Algérie

Béjaïa sous le charme


L’œuvre a été particulièrement appréciée par un public béjaoui venu, vendredi dernier, prendre une bonne cure de fous rires. Théâtre populaire par excellence, ce monologue est superbement façonné par une plume dramaturgique de haute tenue, avec un texte signé Bouziane Ben Achour et mis en scène par Azzedine Abar.Réfléchissant le terroir, la pièce, produite par le Théâtre régional d’Oran (TRO), est actuellement en tournée à travers les théâtres régionaux de l’Est, après avoir sillonné l’ouest du pays.Ce spectacle, d’une cinquantaine de minutes, est enflammé. Avec la force des gestes, Ahmed Ben Khal, qui a campé le personnage central, Kada Boujelal, a arpenté la salle, distillé silences et effets de voix et appuyé son propos de très nombreuses anecdotes tirées du terroir. La pièce a pour thème un sujet éminemment social, dans son acception la plus algérienne. Elle dissèque avec férocité un drame de société, qui n’a d’égal que le rire de soi-même.
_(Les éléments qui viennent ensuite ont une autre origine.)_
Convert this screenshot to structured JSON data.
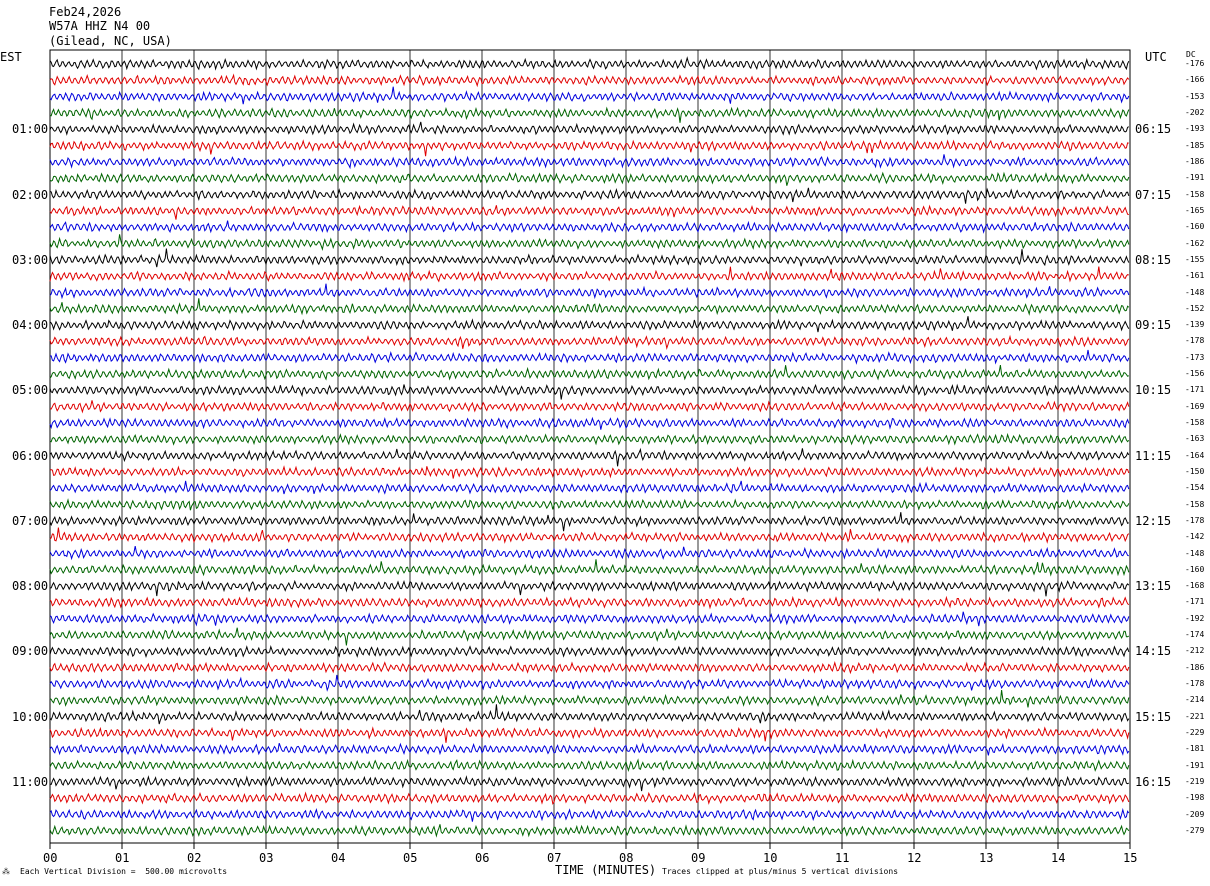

La pièce met en relief la situation d’une femme (Sadda, malheureuse sœur de Kada), réduite à une condition féminine la plus dramatique. Kada n’a qu’une valise, une chaise et surtout une large scène lumineuse comme terrain de défoulement pour ses rêves les plus inaccessibles. L’auteur du texte prend un malin plaisir à installer les situations les plus dérisoires, les plus triviales, au point de jouer avec le non-sens en permanence. Mais très vite, le rire se fige et, ce qui interpelle, c’est l’incroyable cruauté, la noirceur de cette société qui renvoie chacun à ses propres zones de faiblesses. Chez Kada, la lucidité confine à la folie. Car Kada qui se confie, au bout du fil, au détour de chaque échec, à sa dulcinée Nouzha, étale ses travers ou ses mésaventures. Il fait rire de lui. Tour à tour, il devient piètre chansonnier, médiocre journaliste diffamant, rigolo footballeur, faux haut personnage politique... Il est en perpétuelle quête désespérée d’une notoriété. Il erre, trébuche, car victime d’une société qui a choisi la fuite en avant.Il fuit la vérité qui finit pourtant par le cerner de toutes parts. Le traumatisme psychologique de Kada est finalement et fatalement irréversible.
Il est mis en lumière un phénomène social ouvrant la porte à l’autocritique, permettant de mettre en mots une souffrance tue, et qui parfois tue.